Face aux préoccupations grandissantes en matière de sécurité, le Maire de Goma, le Commissaire Supérieur Principal Faustin Kapend Kamand, a rappelé mercredi 11 septembre l’importance pour les cambistes, les opérateurs de mobile banking et les taximen-moto à respecter les restrictions horaires imposées depuis janvier 2024.
Les cambistes et les opérateurs de mobile banking dans le viseur des autorités
Les cambistes et tous les opérateurs dans le secteur financier, acteurs clés de l’économie informelle de Goma, sont particulièrement concernés par ces mesures. En effet, ils ne sont plus autorisés à effectuer des transactions sur la voie publique après 17 heures. Cette restriction, mise en place pour protéger les commerçants et la population contre les risques d’agressions et de vols, s’inscrit dans une série d’initiatives visant à renforcer la sécurité en ville.
Cependant, pour de nombreux cambistes, cette limitation représente un véritable défi économique.

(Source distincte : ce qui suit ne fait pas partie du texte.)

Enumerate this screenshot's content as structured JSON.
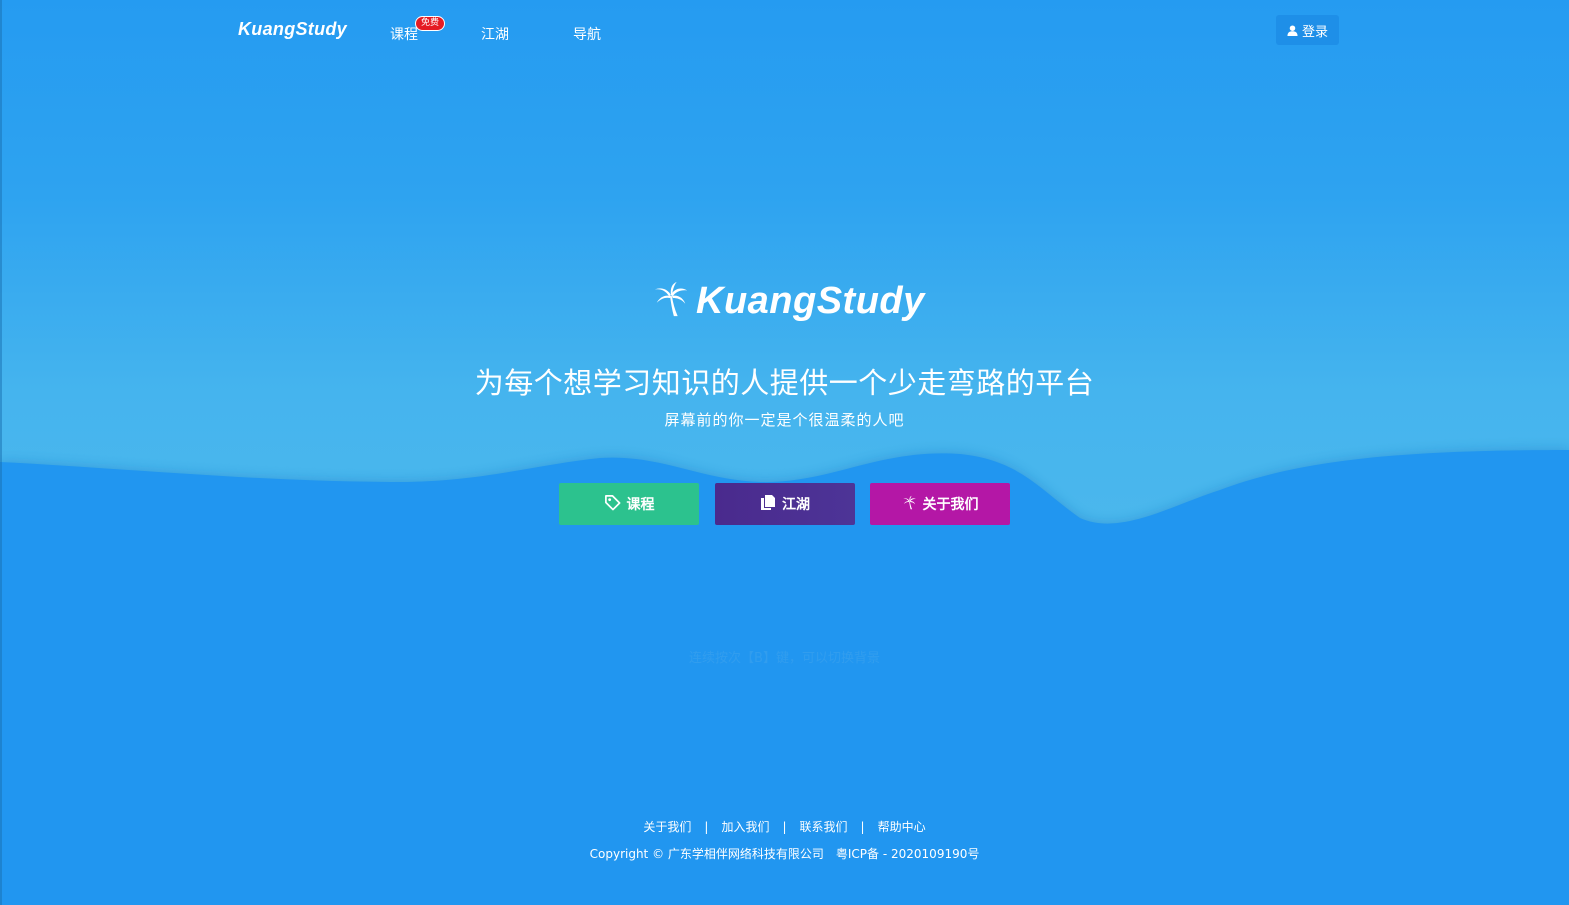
{
  "colors": {
    "page_bg": "#2196f0",
    "hero_bg_bottom": "#4cb8ec",
    "badge_red": "#e51b23",
    "btn_course": "#2cc28e",
    "btn_jianghu": "#4a2a8d",
    "btn_about": "#b417a6"
  },
  "nav": {
    "brand": "KuangStudy",
    "items": [
      {
        "label": "课程",
        "badge": "免费"
      },
      {
        "label": "江湖"
      },
      {
        "label": "导航"
      }
    ],
    "login": {
      "icon": "user-icon",
      "label": "登录"
    }
  },
  "hero": {
    "logo_icon": "palm-tree-icon",
    "logo_text": "KuangStudy",
    "headline": "为每个想学习知识的人提供一个少走弯路的平台",
    "subline": "屏幕前的你一定是个很温柔的人吧"
  },
  "actions": [
    {
      "icon": "tag-icon",
      "label": "课程"
    },
    {
      "icon": "copy-icon",
      "label": "江湖"
    },
    {
      "icon": "palm-tree-icon",
      "label": "关于我们"
    }
  ],
  "hint": "连续按次【B】键，可以切换背景",
  "footer": {
    "links": [
      "关于我们",
      "加入我们",
      "联系我们",
      "帮助中心"
    ],
    "separator": "|",
    "copyright": "Copyright © 广东学相伴网络科技有限公司",
    "icp": "粤ICP备 - 2020109190号"
  }
}
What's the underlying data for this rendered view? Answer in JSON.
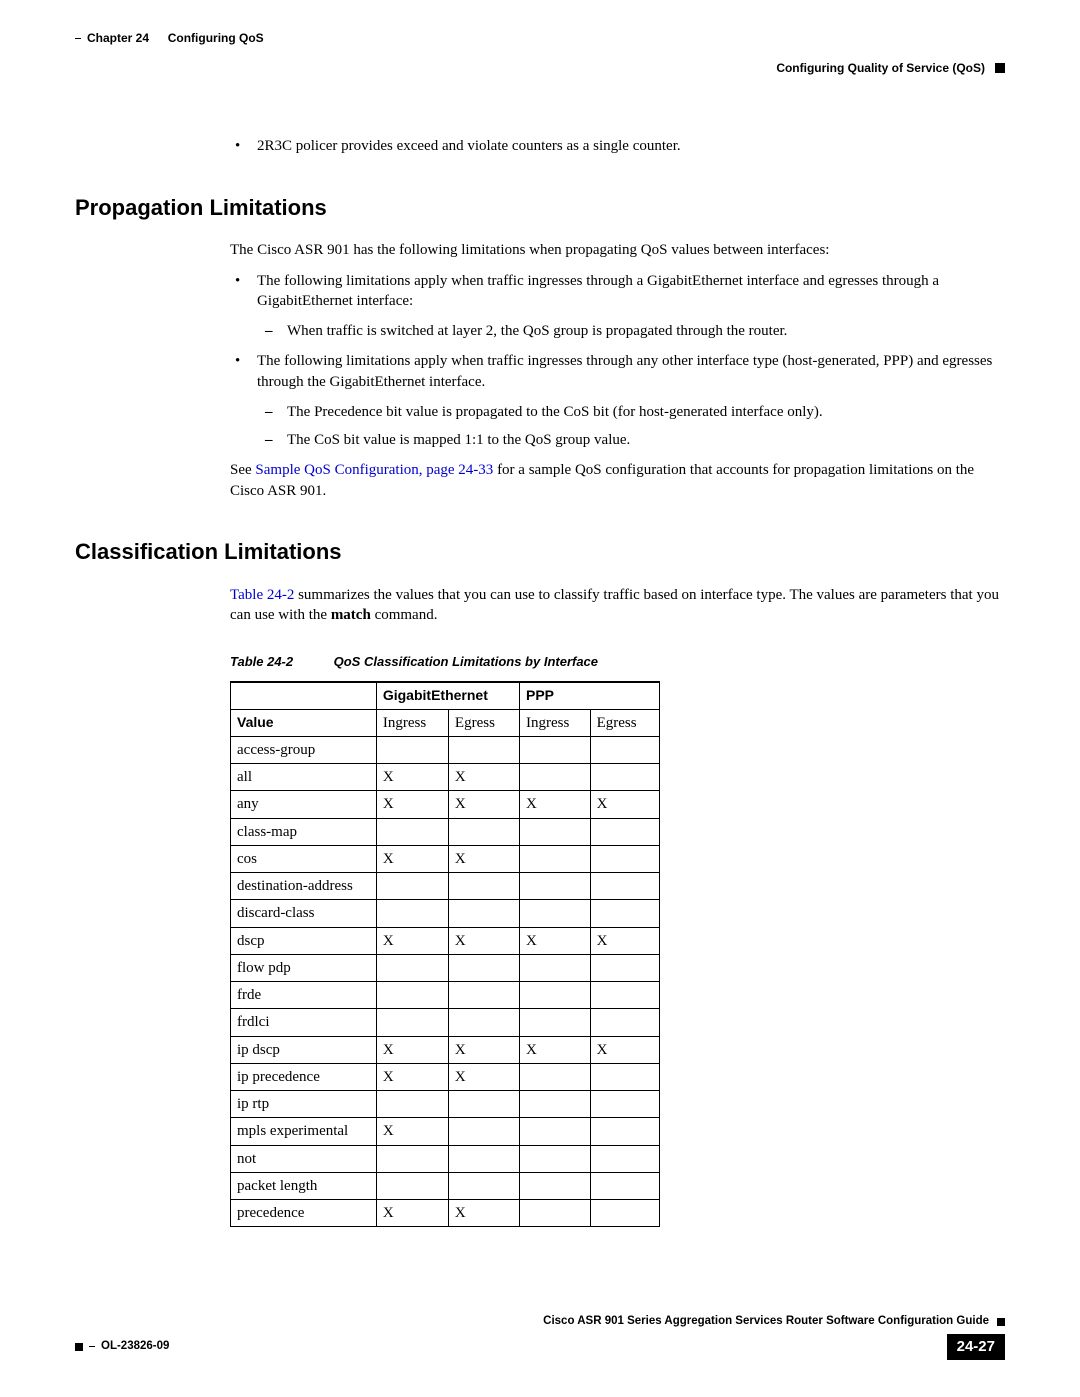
{
  "header": {
    "chapter_label": "Chapter 24",
    "chapter_title": "Configuring QoS",
    "section_title": "Configuring Quality of Service (QoS)"
  },
  "top_bullet": "2R3C policer provides exceed and violate counters as a single counter.",
  "section1": {
    "heading": "Propagation Limitations",
    "intro": "The Cisco ASR 901 has the following limitations when propagating QoS values between interfaces:",
    "b1": "The following limitations apply when traffic ingresses through a GigabitEthernet interface and egresses through a GigabitEthernet interface:",
    "b1_s1": "When traffic is switched at layer 2, the QoS group is propagated through the router.",
    "b2": "The following limitations apply when traffic ingresses through any other interface type (host-generated, PPP) and egresses through the GigabitEthernet interface.",
    "b2_s1": "The Precedence bit value is propagated to the CoS bit (for host-generated interface only).",
    "b2_s2": "The CoS bit value is mapped 1:1 to the QoS group value.",
    "see_pre": "See ",
    "see_link": "Sample QoS Configuration, page 24-33",
    "see_post": " for a sample QoS configuration that accounts for propagation limitations on the Cisco ASR 901."
  },
  "section2": {
    "heading": "Classification Limitations",
    "intro_link": "Table 24-2",
    "intro_post": " summarizes the values that you can use to classify traffic based on interface type. The values are parameters that you can use with the ",
    "intro_cmd": "match",
    "intro_end": " command.",
    "table_caption_label": "Table 24-2",
    "table_caption_title": "QoS Classification Limitations by Interface",
    "col_ge": "GigabitEthernet",
    "col_ppp": "PPP",
    "row_value": "Value",
    "sub_ingress": "Ingress",
    "sub_egress": "Egress",
    "rows": [
      {
        "v": "access-group",
        "ge_in": "",
        "ge_eg": "",
        "p_in": "",
        "p_eg": ""
      },
      {
        "v": "all",
        "ge_in": "X",
        "ge_eg": "X",
        "p_in": "",
        "p_eg": ""
      },
      {
        "v": "any",
        "ge_in": "X",
        "ge_eg": "X",
        "p_in": "X",
        "p_eg": "X"
      },
      {
        "v": "class-map",
        "ge_in": "",
        "ge_eg": "",
        "p_in": "",
        "p_eg": ""
      },
      {
        "v": "cos",
        "ge_in": "X",
        "ge_eg": "X",
        "p_in": "",
        "p_eg": ""
      },
      {
        "v": "destination-address",
        "ge_in": "",
        "ge_eg": "",
        "p_in": "",
        "p_eg": ""
      },
      {
        "v": "discard-class",
        "ge_in": "",
        "ge_eg": "",
        "p_in": "",
        "p_eg": ""
      },
      {
        "v": "dscp",
        "ge_in": "X",
        "ge_eg": "X",
        "p_in": "X",
        "p_eg": "X"
      },
      {
        "v": "flow pdp",
        "ge_in": "",
        "ge_eg": "",
        "p_in": "",
        "p_eg": ""
      },
      {
        "v": "frde",
        "ge_in": "",
        "ge_eg": "",
        "p_in": "",
        "p_eg": ""
      },
      {
        "v": "frdlci",
        "ge_in": "",
        "ge_eg": "",
        "p_in": "",
        "p_eg": ""
      },
      {
        "v": "ip dscp",
        "ge_in": "X",
        "ge_eg": "X",
        "p_in": "X",
        "p_eg": "X"
      },
      {
        "v": "ip precedence",
        "ge_in": "X",
        "ge_eg": "X",
        "p_in": "",
        "p_eg": ""
      },
      {
        "v": "ip rtp",
        "ge_in": "",
        "ge_eg": "",
        "p_in": "",
        "p_eg": ""
      },
      {
        "v": "mpls experimental",
        "ge_in": "X",
        "ge_eg": "",
        "p_in": "",
        "p_eg": ""
      },
      {
        "v": "not",
        "ge_in": "",
        "ge_eg": "",
        "p_in": "",
        "p_eg": ""
      },
      {
        "v": "packet length",
        "ge_in": "",
        "ge_eg": "",
        "p_in": "",
        "p_eg": ""
      },
      {
        "v": "precedence",
        "ge_in": "X",
        "ge_eg": "X",
        "p_in": "",
        "p_eg": ""
      }
    ]
  },
  "footer": {
    "guide": "Cisco ASR 901 Series Aggregation Services Router Software Configuration Guide",
    "doc_id": "OL-23826-09",
    "page_number": "24-27"
  }
}
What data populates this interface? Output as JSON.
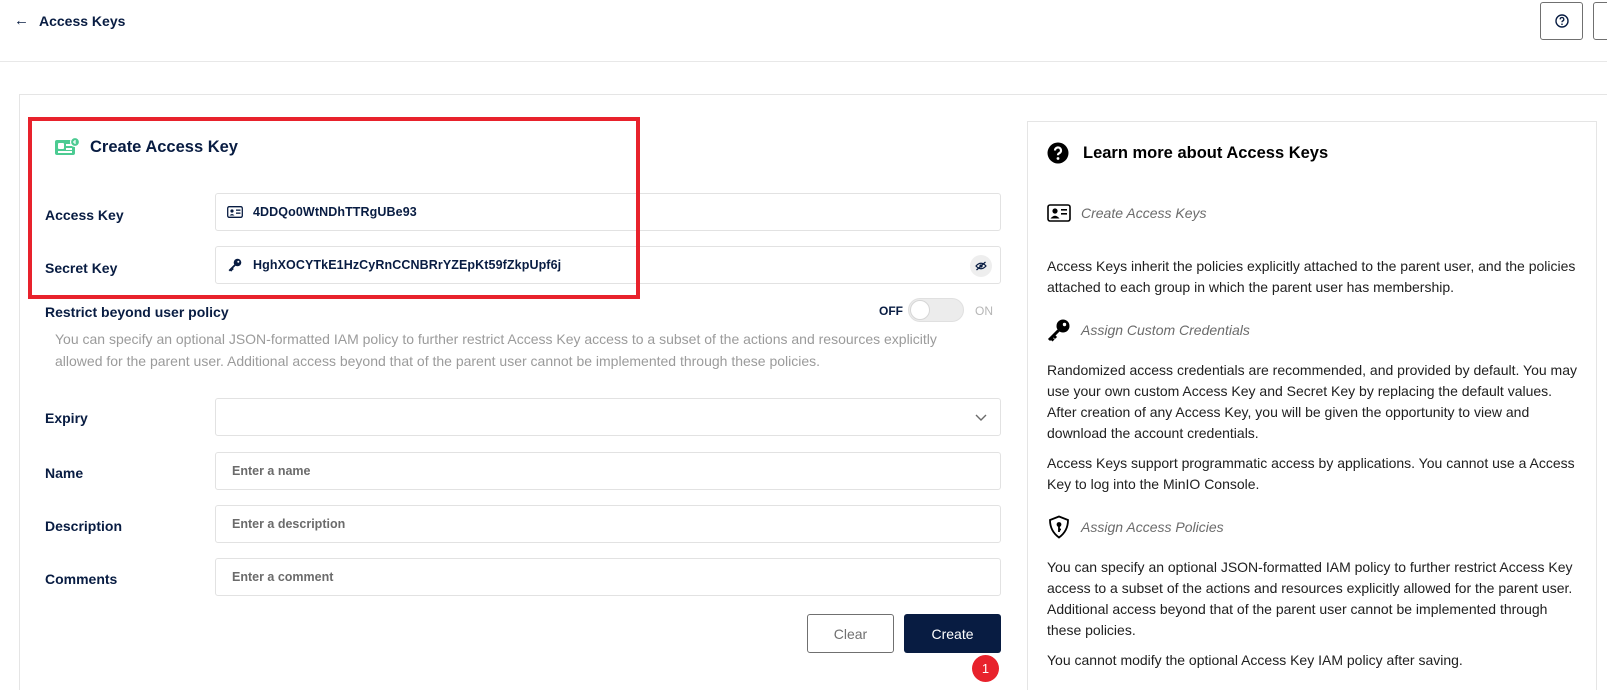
{
  "header": {
    "back_label": "Access Keys",
    "back_icon": "arrow-left-icon",
    "help_icon": "question-circle-icon"
  },
  "form": {
    "title": "Create Access Key",
    "title_icon": "access-key-card-icon",
    "access_key": {
      "label": "Access Key",
      "value": "4DDQo0WtNDhTTRgUBe93",
      "icon": "id-card-icon"
    },
    "secret_key": {
      "label": "Secret Key",
      "value": "HghXOCYTkE1HzCyRnCCNBRrYZEpKt59fZkpUpf6j",
      "icon": "key-icon",
      "toggle_icon": "eye-off-icon"
    },
    "restrict": {
      "label": "Restrict beyond user policy",
      "description": "You can specify an optional JSON-formatted IAM policy to further restrict Access Key access to a subset of the actions and resources explicitly allowed for the parent user. Additional access beyond that of the parent user cannot be implemented through these policies.",
      "off_label": "OFF",
      "on_label": "ON",
      "enabled": false
    },
    "expiry": {
      "label": "Expiry",
      "value": ""
    },
    "name": {
      "label": "Name",
      "placeholder": "Enter a name"
    },
    "description": {
      "label": "Description",
      "placeholder": "Enter a description"
    },
    "comments": {
      "label": "Comments",
      "placeholder": "Enter a comment"
    },
    "clear_label": "Clear",
    "create_label": "Create",
    "step_badge": "1"
  },
  "help": {
    "title": "Learn more about Access Keys",
    "sections": [
      {
        "heading": "Create Access Keys",
        "icon": "user-card-icon",
        "paragraphs": [
          "Access Keys inherit the policies explicitly attached to the parent user, and the policies attached to each group in which the parent user has membership."
        ]
      },
      {
        "heading": "Assign Custom Credentials",
        "icon": "key-icon",
        "paragraphs": [
          "Randomized access credentials are recommended, and provided by default. You may use your own custom Access Key and Secret Key by replacing the default values. After creation of any Access Key, you will be given the opportunity to view and download the account credentials.",
          "Access Keys support programmatic access by applications. You cannot use a Access Key to log into the MinIO Console."
        ]
      },
      {
        "heading": "Assign Access Policies",
        "icon": "shield-icon",
        "paragraphs": [
          "You can specify an optional JSON-formatted IAM policy to further restrict Access Key access to a subset of the actions and resources explicitly allowed for the parent user. Additional access beyond that of the parent user cannot be implemented through these policies.",
          "You cannot modify the optional Access Key IAM policy after saving."
        ]
      }
    ]
  },
  "colors": {
    "primary": "#081c42",
    "accent_green": "#4ccb92",
    "highlight_red": "#e8222c"
  }
}
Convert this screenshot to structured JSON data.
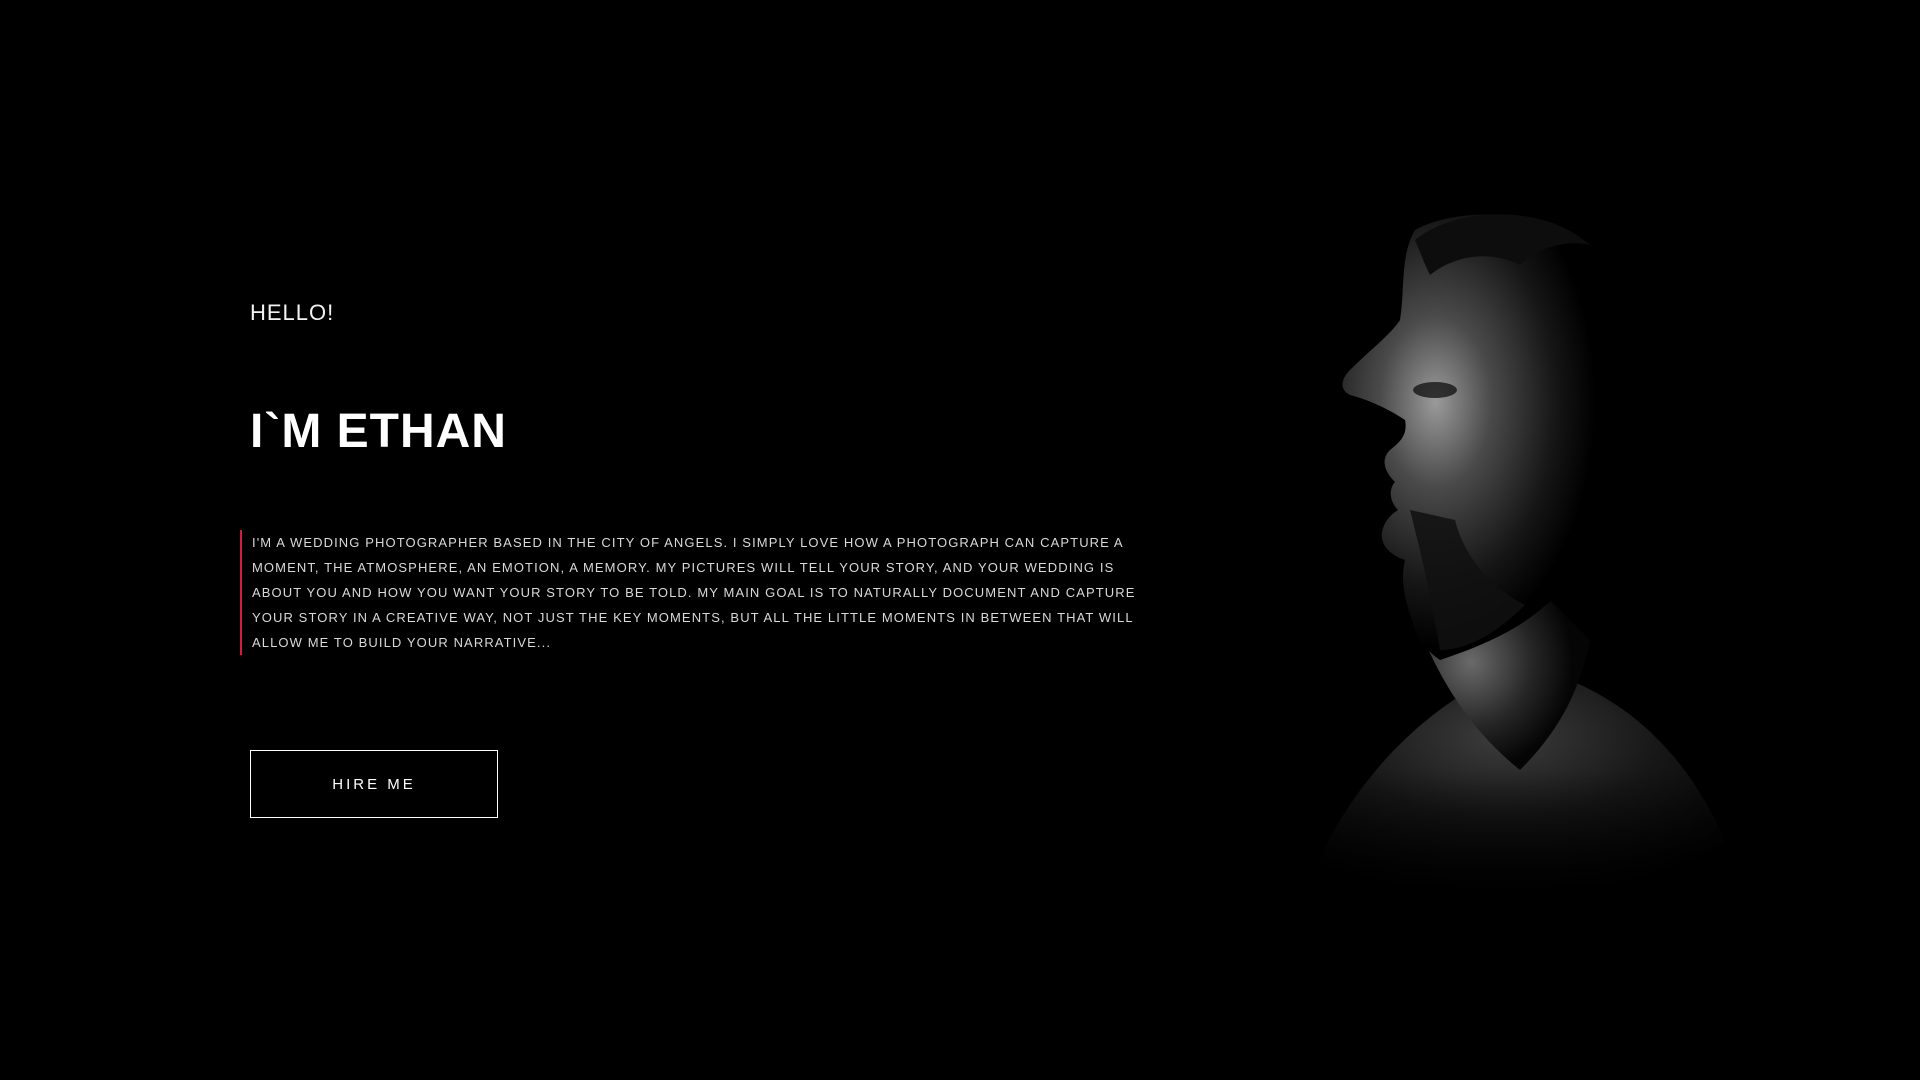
{
  "hero": {
    "greeting": "HELLO!",
    "name": "I`M ETHAN",
    "bio": "I'M A WEDDING PHOTOGRAPHER BASED IN THE CITY OF ANGELS. I SIMPLY LOVE HOW A PHOTOGRAPH CAN CAPTURE A MOMENT, THE ATMOSPHERE, AN EMOTION, A MEMORY. MY PICTURES WILL TELL YOUR STORY, AND YOUR WEDDING IS ABOUT YOU AND HOW YOU WANT YOUR STORY TO BE TOLD. MY MAIN GOAL IS TO NATURALLY DOCUMENT AND CAPTURE YOUR STORY IN A CREATIVE WAY, NOT JUST THE KEY MOMENTS, BUT ALL THE LITTLE MOMENTS IN BETWEEN THAT WILL ALLOW ME TO BUILD YOUR NARRATIVE...",
    "button_label": "HIRE ME"
  },
  "portrait": {
    "icon": "portrait-silhouette"
  },
  "colors": {
    "background": "#000000",
    "text": "#ffffff",
    "accent": "#d21e45"
  }
}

« Nous comprenons l’importance de la sécurité, mais pour nous, la soirée est souvent le moment où nous avons le plus de clients et nous effectuons plus de transactions », confie un agent de mobile banking du centre de Majengo. Malgré ces préoccupations, la mairie se montre ferme, soulignant que toute infraction sera sanctionnée selon la loi.
Les motards également concernés
Du côté des motards, surnommés « taximen-moto », la situation est tout aussi délicate. L'interdiction de circuler après 18 heures a suscité de vives réactions au sein de cette communauté, souvent composée de jeunes hommes dépendant de cette activité pour subvenir à leurs besoins.
« Après 18 heures, il y a encore des gens qui ont besoin de se déplacer. C’est à ce moment-là que nous gagnons notre pain », déplore un conducteur de moto avec un sentiment de chagrin après plus d'un semestre d'indignation dans cette situation.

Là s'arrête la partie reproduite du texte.